Now, the question returns: what thread does A run on? Go ahead and walk through it; you should have enough knowledge at this point to figure out the answer.

Ready? The method A runs on a thread pool thread the first time, and then it runs on the UI thread the last two times.

Here’s why: the first time through Compute, there’s no task scheduler and StartNew schedules A to a thread pool thread. However, when the first continuation runs, it is running inside a task scheduler: the TaskScheduler.FromCurrentSynchronizationContext, which is the UI task scheduler. So when Compute executes the second time, there is a current task scheduler which is picked up by StartNew, and StartNew schedules A to that task scheduler (i.e., the UI thread). The same thing happens the third time through.

This is some pretty dangerous and unexpected behavior, IMO. In fact, many software teams have implemented rules for their source that disallow StartNew unless you pass an explicit TaskScheduler. And I think that’s a great idea.
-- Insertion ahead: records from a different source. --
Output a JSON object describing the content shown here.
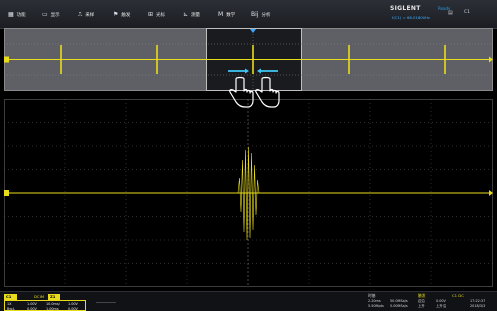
{
  "menu": {
    "items": [
      {
        "icon": "▦",
        "label": "功能"
      },
      {
        "icon": "▭",
        "label": "显示"
      },
      {
        "icon": "⎍",
        "label": "采样"
      },
      {
        "icon": "⚑",
        "label": "触发"
      },
      {
        "icon": "⊞",
        "label": "光标"
      },
      {
        "icon": "⊾",
        "label": "测量"
      },
      {
        "icon": "M",
        "label": "数学"
      },
      {
        "icon": "Bij",
        "label": "分析"
      }
    ]
  },
  "header": {
    "brand": "SIGLENT",
    "status": "Ready",
    "trigger_readout": "f(C1) = 66.01800Hz",
    "channel_indicator": "C1"
  },
  "gestures": {
    "icon_names": [
      "hand-pointer-icon",
      "hand-pointer-icon"
    ],
    "arrow_color": "#3fc8f5"
  },
  "waveform": {
    "channel_color": "#e8dc1c",
    "ground_marker_color": "#e8dc1c"
  },
  "bottom": {
    "c1_tag": "C1",
    "coupling_tag": "DCIM",
    "zoom_tag": "Z1",
    "c1_values": [
      [
        "1X",
        "1.00V",
        "10.0ms/",
        "1.00V"
      ],
      [
        "Bw:L",
        "0.00V",
        "1.00ms",
        "0.00V"
      ]
    ],
    "timebase_header": "时基",
    "timebase_values": [
      "2.20ms",
      "5.50Mpts"
    ],
    "sample_values": [
      "50.0MSa/s",
      "5.00MSa/s"
    ],
    "trigger_header": "触发",
    "trigger_labels": [
      "边沿",
      "上升"
    ],
    "trigger_values": [
      "0.00V",
      "上升沿"
    ],
    "coupling_header": "C1 DC",
    "time_display": "17:22:37",
    "date_display": "2018/3/3"
  }
}
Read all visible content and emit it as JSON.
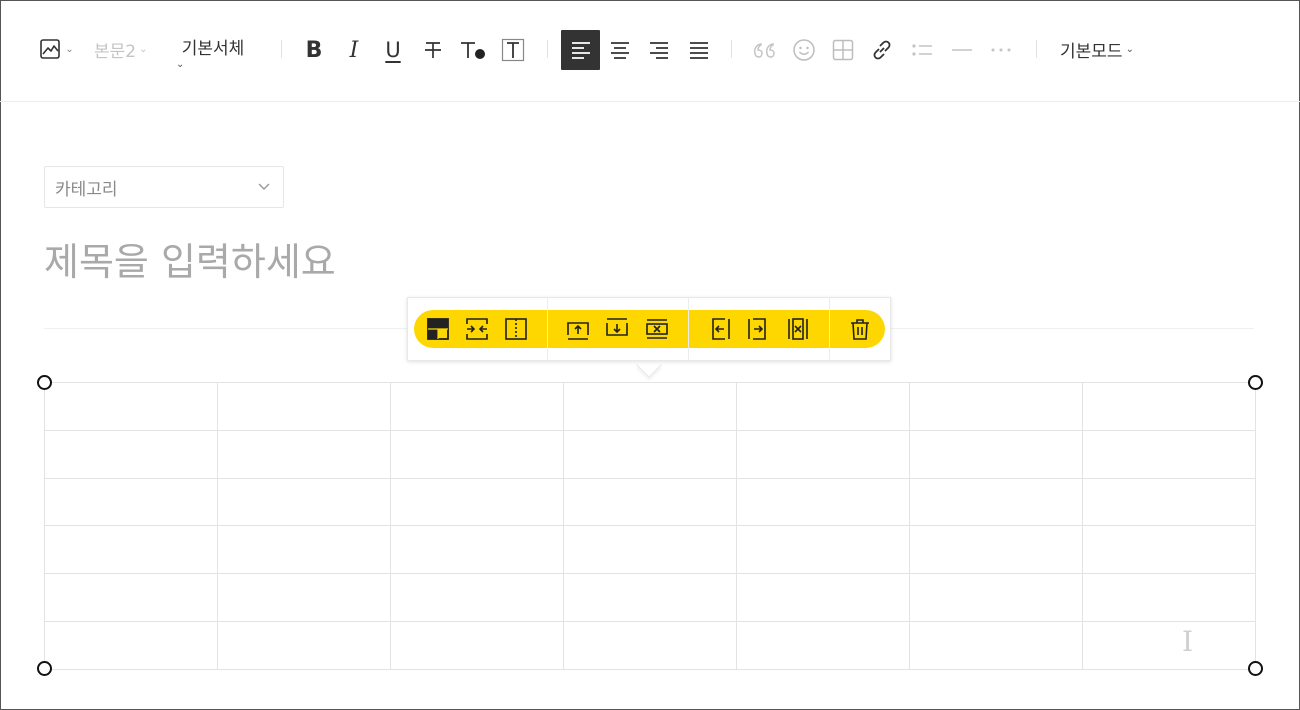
{
  "toolbar": {
    "image_icon": "image-icon",
    "paragraph_style": "본문2",
    "font_family": "기본서체",
    "buttons": {
      "bold": "B",
      "italic": "I",
      "underline": "U"
    },
    "mode_label": "기본모드"
  },
  "editor": {
    "category_label": "카테고리",
    "title_placeholder": "제목을 입력하세요"
  },
  "table_toolbar": {
    "accent_color": "#ffd700",
    "groups": [
      [
        "merge-cells-icon",
        "split-horizontal-icon",
        "split-vertical-icon"
      ],
      [
        "insert-row-above-icon",
        "insert-row-below-icon",
        "delete-row-icon"
      ],
      [
        "insert-column-left-icon",
        "insert-column-right-icon",
        "delete-column-icon"
      ],
      [
        "delete-table-icon"
      ]
    ]
  },
  "table": {
    "rows": 6,
    "columns": 7
  }
}
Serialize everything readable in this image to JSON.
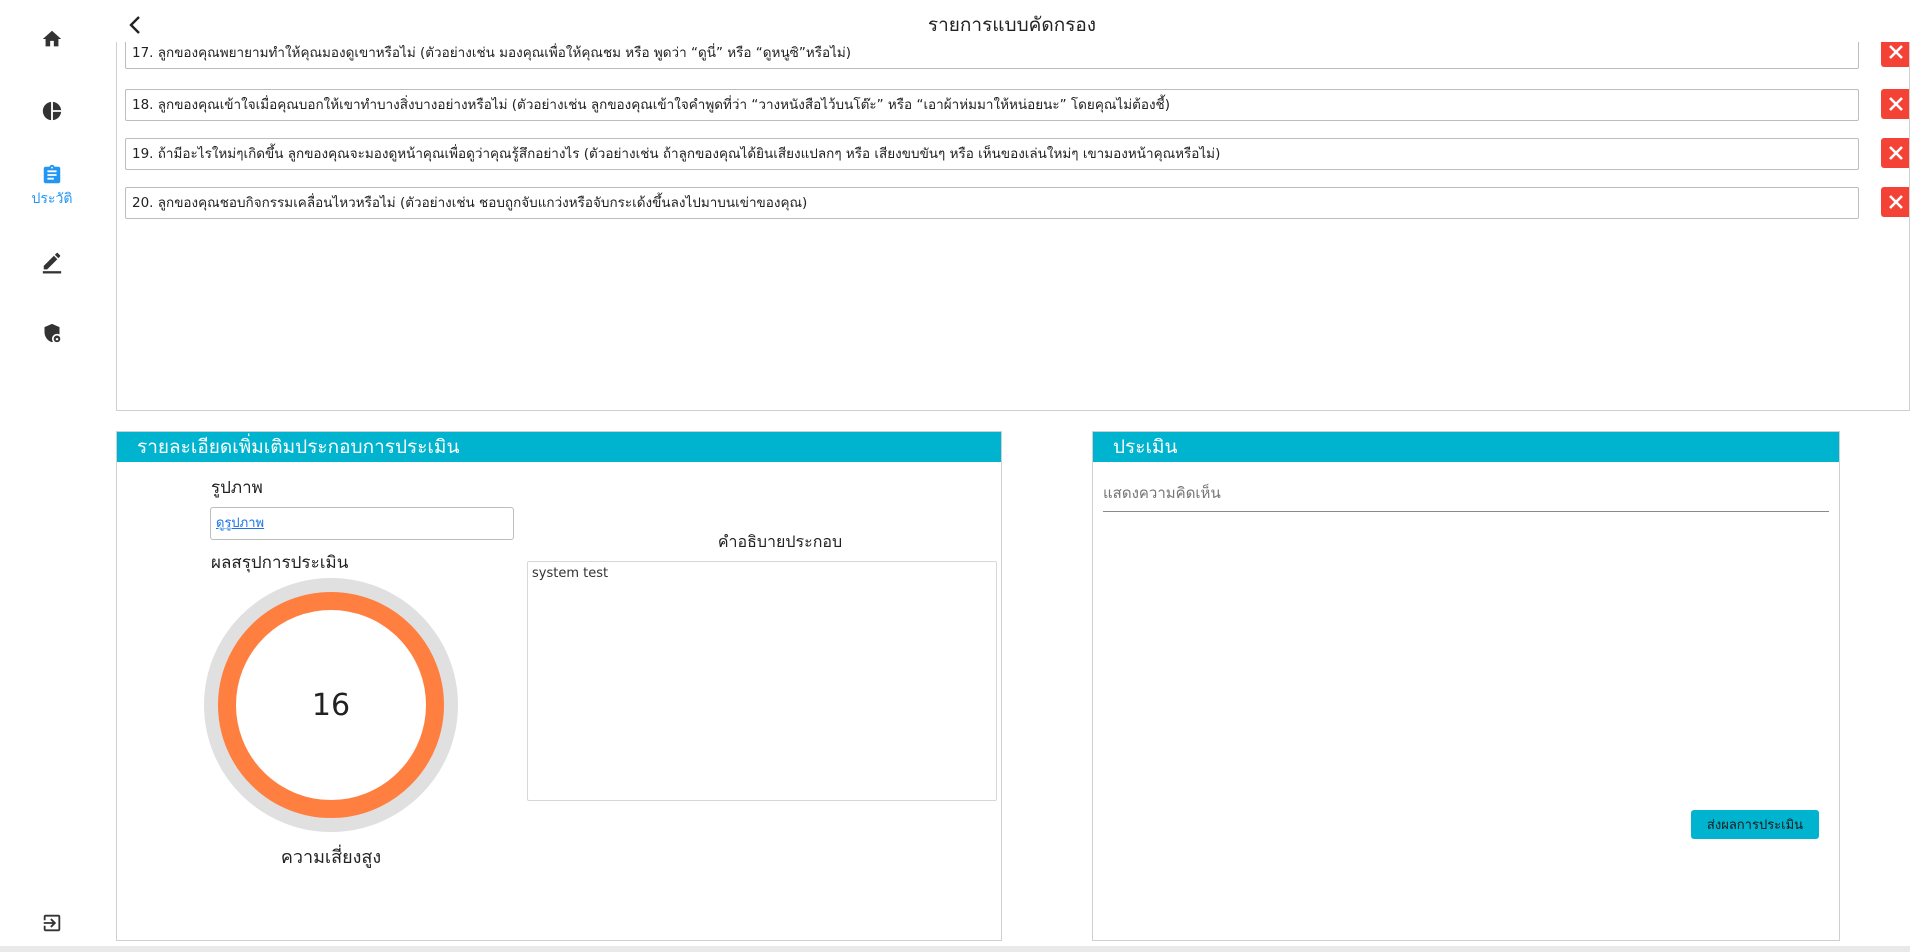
{
  "header": {
    "title": "รายการแบบคัดกรอง"
  },
  "sidebar": {
    "items": [
      {
        "icon": "home-icon",
        "label": ""
      },
      {
        "icon": "pie-chart-icon",
        "label": ""
      },
      {
        "icon": "clipboard-icon",
        "label": "ประวัติ",
        "active": true
      },
      {
        "icon": "edit-icon",
        "label": ""
      },
      {
        "icon": "shield-lock-icon",
        "label": ""
      },
      {
        "icon": "logout-icon",
        "label": ""
      }
    ],
    "active_color": "#2196f3",
    "icon_color": "#333333"
  },
  "questions": [
    {
      "text": "17. ลูกของคุณพยายามทำให้คุณมองดูเขาหรือไม่ (ตัวอย่างเช่น มองคุณเพื่อให้คุณชม หรือ พูดว่า “ดูนี่” หรือ “ดูหนูซิ”หรือไม่)"
    },
    {
      "text": "18. ลูกของคุณเข้าใจเมื่อคุณบอกให้เขาทำบางสิ่งบางอย่างหรือไม่ (ตัวอย่างเช่น ลูกของคุณเข้าใจคำพูดที่ว่า “วางหนังสือไว้บนโต๊ะ” หรือ “เอาผ้าห่มมาให้หน่อยนะ” โดยคุณไม่ต้องชี้)"
    },
    {
      "text": "19. ถ้ามีอะไรใหม่ๆเกิดขึ้น ลูกของคุณจะมองดูหน้าคุณเพื่อดูว่าคุณรู้สึกอย่างไร (ตัวอย่างเช่น ถ้าลูกของคุณได้ยินเสียงแปลกๆ หรือ เสียงขบขันๆ หรือ เห็นของเล่นใหม่ๆ เขามองหน้าคุณหรือไม่)"
    },
    {
      "text": "20. ลูกของคุณชอบกิจกรรมเคลื่อนไหวหรือไม่ (ตัวอย่างเช่น ชอบถูกจับแกว่งหรือจับกระเด้งขึ้นลงไปมาบนเข่าของคุณ)"
    }
  ],
  "detail": {
    "title": "รายละเอียดเพิ่มเติมประกอบการประเมิน",
    "image_label": "รูปภาพ",
    "image_link": "ดูรูปภาพ",
    "summary_label": "ผลสรุปการประเมิน",
    "score": "16",
    "score_fraction": 1.0,
    "risk_label": "ความเสี่ยงสูง",
    "description_label": "คำอธิบายประกอบ",
    "description": "system test",
    "ring_color": "#ff7f41",
    "ring_track_color": "#e0e0e0"
  },
  "evaluation": {
    "title": "ประเมิน",
    "comment_placeholder": "แสดงความคิดเห็น",
    "submit_label": "ส่งผลการประเมิน"
  },
  "colors": {
    "accent": "#00b4d0",
    "delete": "#f44336"
  }
}
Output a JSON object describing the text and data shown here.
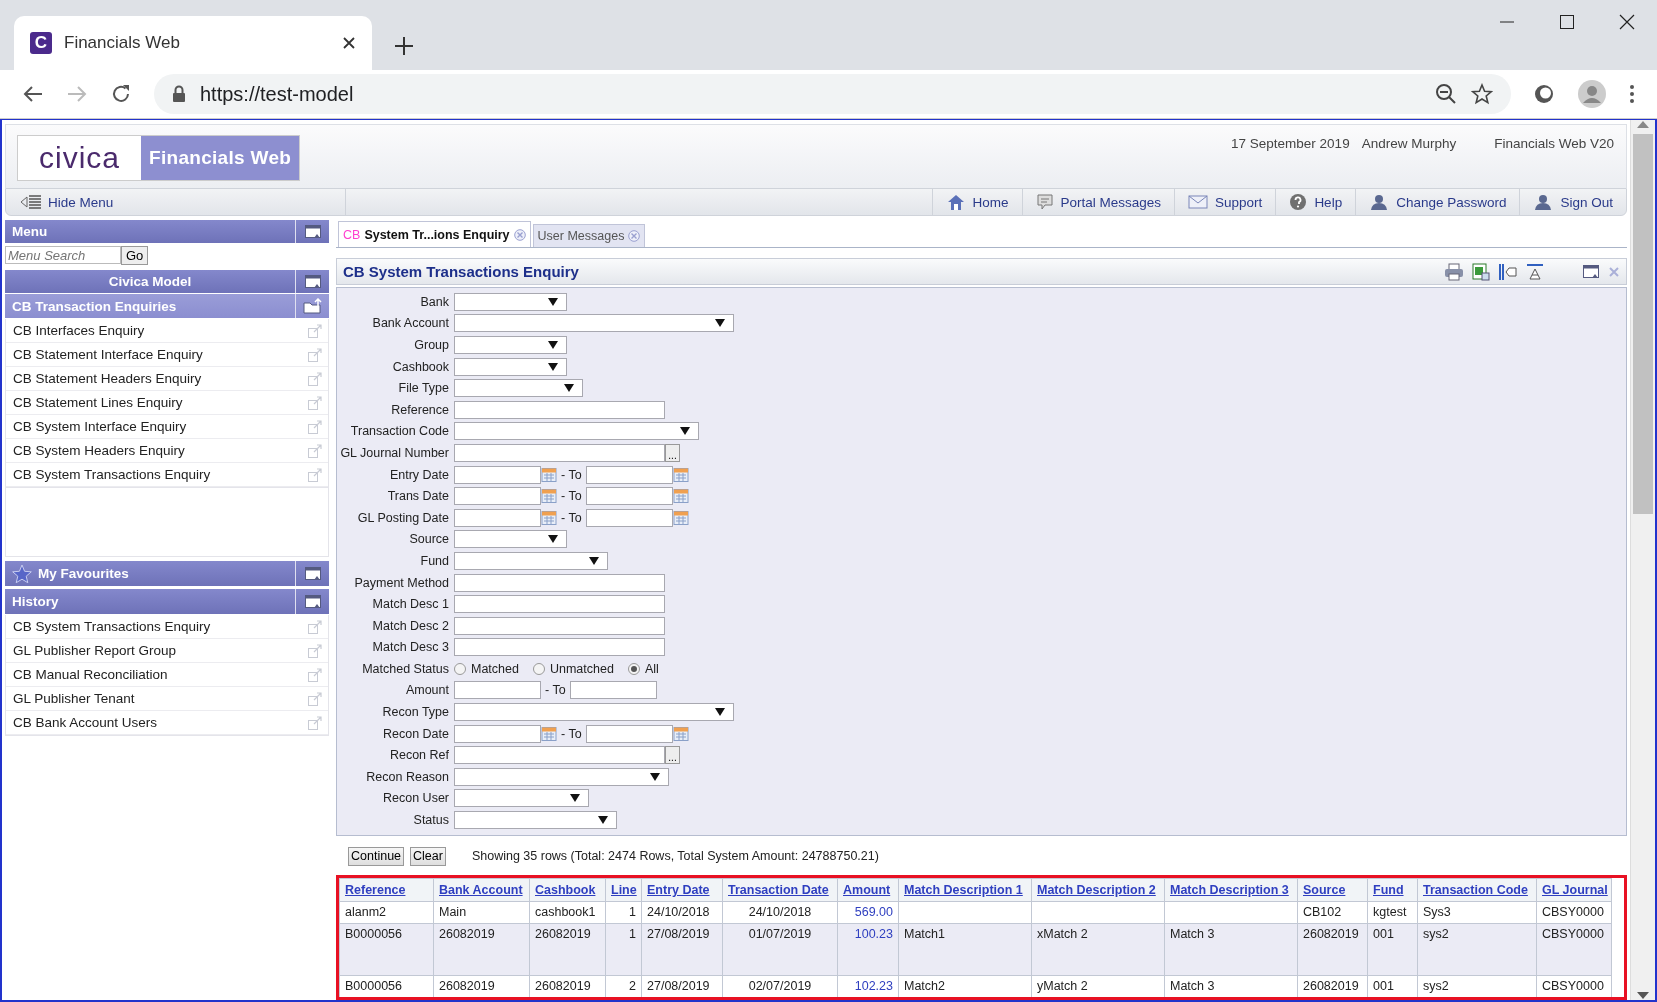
{
  "browser": {
    "tab_title": "Financials Web",
    "favicon_letter": "C",
    "url": "https://test-model"
  },
  "header": {
    "logo": "civica",
    "product": "Financials Web",
    "date": "17 September 2019",
    "user": "Andrew Murphy",
    "version": "Financials Web V20"
  },
  "nav": {
    "hide_menu": "Hide Menu",
    "links": [
      {
        "kind": "home",
        "label": "Home"
      },
      {
        "kind": "messages",
        "label": "Portal Messages"
      },
      {
        "kind": "support",
        "label": "Support"
      },
      {
        "kind": "help",
        "label": "Help"
      },
      {
        "kind": "user",
        "label": "Change Password"
      },
      {
        "kind": "user",
        "label": "Sign Out"
      }
    ]
  },
  "sidebar": {
    "menu_title": "Menu",
    "search_placeholder": "Menu Search",
    "go": "Go",
    "model": "Civica Model",
    "section": "CB Transaction Enquiries",
    "items": [
      "CB Interfaces Enquiry",
      "CB Statement Interface Enquiry",
      "CB Statement Headers Enquiry",
      "CB Statement Lines Enquiry",
      "CB System Interface Enquiry",
      "CB System Headers Enquiry",
      "CB System Transactions Enquiry"
    ],
    "favourites": "My Favourites",
    "history_title": "History",
    "history_items": [
      "CB System Transactions Enquiry",
      "GL Publisher Report Group",
      "CB Manual Reconciliation",
      "GL Publisher Tenant",
      "CB Bank Account Users"
    ]
  },
  "tabs": [
    {
      "prefix": "CB",
      "label": "System Tr...ions Enquiry",
      "selected": true
    },
    {
      "label": "User Messages",
      "selected": false
    }
  ],
  "form": {
    "title": "CB System Transactions Enquiry",
    "fields": [
      {
        "kind": "select",
        "label": "Bank"
      },
      {
        "kind": "select",
        "label": "Bank Account"
      },
      {
        "kind": "select",
        "label": "Group"
      },
      {
        "kind": "select",
        "label": "Cashbook"
      },
      {
        "kind": "select",
        "label": "File Type"
      },
      {
        "kind": "text",
        "label": "Reference"
      },
      {
        "kind": "select",
        "label": "Transaction Code"
      },
      {
        "kind": "lookup",
        "label": "GL Journal Number",
        "button": "..."
      },
      {
        "kind": "daterange",
        "label": "Entry Date",
        "to": "- To"
      },
      {
        "kind": "daterange",
        "label": "Trans Date",
        "to": "- To"
      },
      {
        "kind": "daterange",
        "label": "GL Posting Date",
        "to": "- To"
      },
      {
        "kind": "select",
        "label": "Source"
      },
      {
        "kind": "select",
        "label": "Fund"
      },
      {
        "kind": "text",
        "label": "Payment Method"
      },
      {
        "kind": "text",
        "label": "Match Desc 1"
      },
      {
        "kind": "text",
        "label": "Match Desc 2"
      },
      {
        "kind": "text",
        "label": "Match Desc 3"
      },
      {
        "kind": "radio",
        "label": "Matched Status",
        "options": [
          {
            "label": "Matched",
            "selected": false
          },
          {
            "label": "Unmatched",
            "selected": false
          },
          {
            "label": "All",
            "selected": true
          }
        ]
      },
      {
        "kind": "range",
        "label": "Amount",
        "to": "- To"
      },
      {
        "kind": "select",
        "label": "Recon Type"
      },
      {
        "kind": "daterange",
        "label": "Recon Date",
        "to": "- To"
      },
      {
        "kind": "lookup",
        "label": "Recon Ref",
        "button": "..."
      },
      {
        "kind": "select",
        "label": "Recon Reason"
      },
      {
        "kind": "select",
        "label": "Recon User"
      },
      {
        "kind": "select",
        "label": "Status"
      }
    ]
  },
  "actions": {
    "buttons": [
      "Continue",
      "Clear"
    ],
    "summary": "Showing 35 rows (Total: 2474 Rows, Total System Amount: 24788750.21)"
  },
  "table": {
    "columns": [
      "Reference",
      "Bank Account",
      "Cashbook",
      "Line",
      "Entry Date",
      "Transaction Date",
      "Amount",
      "Match Description 1",
      "Match Description 2",
      "Match Description 3",
      "Source",
      "Fund",
      "Transaction Code",
      "GL Journal"
    ],
    "rows": [
      [
        "alanm2",
        "Main",
        "cashbook1",
        "1",
        "24/10/2018",
        "24/10/2018",
        "569.00",
        null,
        null,
        null,
        "CB102",
        "kgtest",
        "Sys3",
        "CBSY0000"
      ],
      [
        "B0000056",
        "26082019",
        "26082019",
        "1",
        "27/08/2019",
        "01/07/2019",
        "100.23",
        "Match1",
        "xMatch 2",
        "Match 3",
        "26082019",
        "001",
        "sys2",
        "CBSY0000"
      ],
      [
        "B0000056",
        "26082019",
        "26082019",
        "2",
        "27/08/2019",
        "02/07/2019",
        "102.23",
        "Match2",
        "yMatch 2",
        "Match 3",
        "26082019",
        "001",
        "sys2",
        "CBSY0000"
      ]
    ]
  }
}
Unfortunately, the only overloads for StartNew that take a TaskScheduler also require you to specify the CancellationToken and TaskCreationOptions. This means that in order to use Task.Factory.StartNew to reliably, predictably queue work to the thread pool, you have to use an overload like this:

Task.Factory.StartNew(A, CancellationToken.None, TaskCreationOptions.DenyChildAttach, TaskScheduler.Default);

And really, that’s kind of ridiculous. Just use Task.Run(() => A());.